Usually our quotes of the week come from fresh op-eds or commentaries that extol the virtues of consumer freedom. But today's quote dates back to 1859 when political philosopher John Stuart Mill published his famous treatise On Liberty. Mill's theoretical argument that government should intrude in someone's life only if he or she harms another has echoed throughout time. But what might surprise you is that Mill also directly addressed some of the very sin tax and prohibition issues that are relevant today. Here Mill refutes the idea of a tax on "stimulants" — most closely meaning beer and alcohol, but also applicable to caffeine, soda, fast food, and everything else against which the food nannies crusade:
To tax stimulants for the sole purpose of making them more difficult to be obtained, is a measure differing only in degree from their justifiable prohibition; and would be justifiable only if that were justifiable. Every increase of cost is a prohibition, to those whose means do not come up to the augmented price; and to those who do, it is a penalty laid on them for gratifying a particular taste. Their choice of pleasures, and their mode of expanding their income, after satisfying their legal and moral obligations to the State and to individuals, are their own concern, and must rest with their own judgment.

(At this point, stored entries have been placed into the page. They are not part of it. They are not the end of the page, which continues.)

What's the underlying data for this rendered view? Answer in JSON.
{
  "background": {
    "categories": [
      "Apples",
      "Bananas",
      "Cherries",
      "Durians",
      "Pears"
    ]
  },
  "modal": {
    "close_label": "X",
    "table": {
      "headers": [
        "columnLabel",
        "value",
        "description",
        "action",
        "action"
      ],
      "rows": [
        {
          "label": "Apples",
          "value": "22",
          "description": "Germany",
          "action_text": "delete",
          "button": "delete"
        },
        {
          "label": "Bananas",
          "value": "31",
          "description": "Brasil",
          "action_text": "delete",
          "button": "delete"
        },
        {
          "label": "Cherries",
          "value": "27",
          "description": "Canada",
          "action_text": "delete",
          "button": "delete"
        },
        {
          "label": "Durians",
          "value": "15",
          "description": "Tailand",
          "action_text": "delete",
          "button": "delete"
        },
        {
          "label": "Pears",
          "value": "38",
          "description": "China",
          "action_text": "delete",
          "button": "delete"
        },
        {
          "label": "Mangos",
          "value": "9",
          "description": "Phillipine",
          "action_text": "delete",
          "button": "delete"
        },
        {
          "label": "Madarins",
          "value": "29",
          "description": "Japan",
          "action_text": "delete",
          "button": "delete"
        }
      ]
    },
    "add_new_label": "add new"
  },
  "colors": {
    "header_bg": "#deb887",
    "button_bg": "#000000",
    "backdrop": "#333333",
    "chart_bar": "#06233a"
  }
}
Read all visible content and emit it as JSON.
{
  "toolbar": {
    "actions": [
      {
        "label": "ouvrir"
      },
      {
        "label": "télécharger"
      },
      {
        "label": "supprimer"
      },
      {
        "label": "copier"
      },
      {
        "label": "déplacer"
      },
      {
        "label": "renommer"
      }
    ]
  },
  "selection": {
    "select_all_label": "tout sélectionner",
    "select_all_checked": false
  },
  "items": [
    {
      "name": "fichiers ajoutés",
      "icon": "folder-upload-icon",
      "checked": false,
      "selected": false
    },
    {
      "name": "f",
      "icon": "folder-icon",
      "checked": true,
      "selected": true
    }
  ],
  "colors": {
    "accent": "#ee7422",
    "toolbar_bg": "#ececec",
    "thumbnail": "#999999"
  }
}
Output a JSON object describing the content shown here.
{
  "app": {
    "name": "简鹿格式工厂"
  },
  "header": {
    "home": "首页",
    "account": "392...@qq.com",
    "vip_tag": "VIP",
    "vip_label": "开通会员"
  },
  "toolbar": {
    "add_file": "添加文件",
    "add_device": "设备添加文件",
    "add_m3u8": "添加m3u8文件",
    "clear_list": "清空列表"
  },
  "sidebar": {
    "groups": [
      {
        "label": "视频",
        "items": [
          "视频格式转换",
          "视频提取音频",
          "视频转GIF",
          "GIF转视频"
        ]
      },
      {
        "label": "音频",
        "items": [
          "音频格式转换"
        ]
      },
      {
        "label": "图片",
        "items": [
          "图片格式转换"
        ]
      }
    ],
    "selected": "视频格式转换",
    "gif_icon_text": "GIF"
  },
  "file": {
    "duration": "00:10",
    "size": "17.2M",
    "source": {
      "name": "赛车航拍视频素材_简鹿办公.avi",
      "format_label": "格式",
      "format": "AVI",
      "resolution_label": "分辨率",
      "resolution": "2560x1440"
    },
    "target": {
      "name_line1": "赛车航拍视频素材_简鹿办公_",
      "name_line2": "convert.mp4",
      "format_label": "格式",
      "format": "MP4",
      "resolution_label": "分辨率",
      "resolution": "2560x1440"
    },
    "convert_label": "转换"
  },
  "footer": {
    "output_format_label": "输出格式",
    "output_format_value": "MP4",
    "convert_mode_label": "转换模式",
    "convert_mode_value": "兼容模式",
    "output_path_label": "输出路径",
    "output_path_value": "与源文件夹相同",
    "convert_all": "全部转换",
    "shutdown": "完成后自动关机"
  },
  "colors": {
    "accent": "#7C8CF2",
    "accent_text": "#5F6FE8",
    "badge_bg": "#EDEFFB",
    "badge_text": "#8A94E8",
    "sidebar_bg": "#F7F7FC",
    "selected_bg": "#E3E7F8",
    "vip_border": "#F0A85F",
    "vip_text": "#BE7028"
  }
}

And what does Mill think of such prohibitions? This is where he really shines:
The limitation in number, for instance, of beer and spirit houses, for the express purpose of rendering them more difficult of access, and diminishing the occasions of temptation, not only exposes all to an inconvenience because there are some by whom the facility would be abused, but is suited only to a state of society in which the labouring classes are avowedly treated as children or savages, and placed under an education of restraint, to fit them for future admission to the privileges of freedom.
Amen. We imagine if Mill were alive today, he'd have a harsh word or two for the Los Angeles City Council.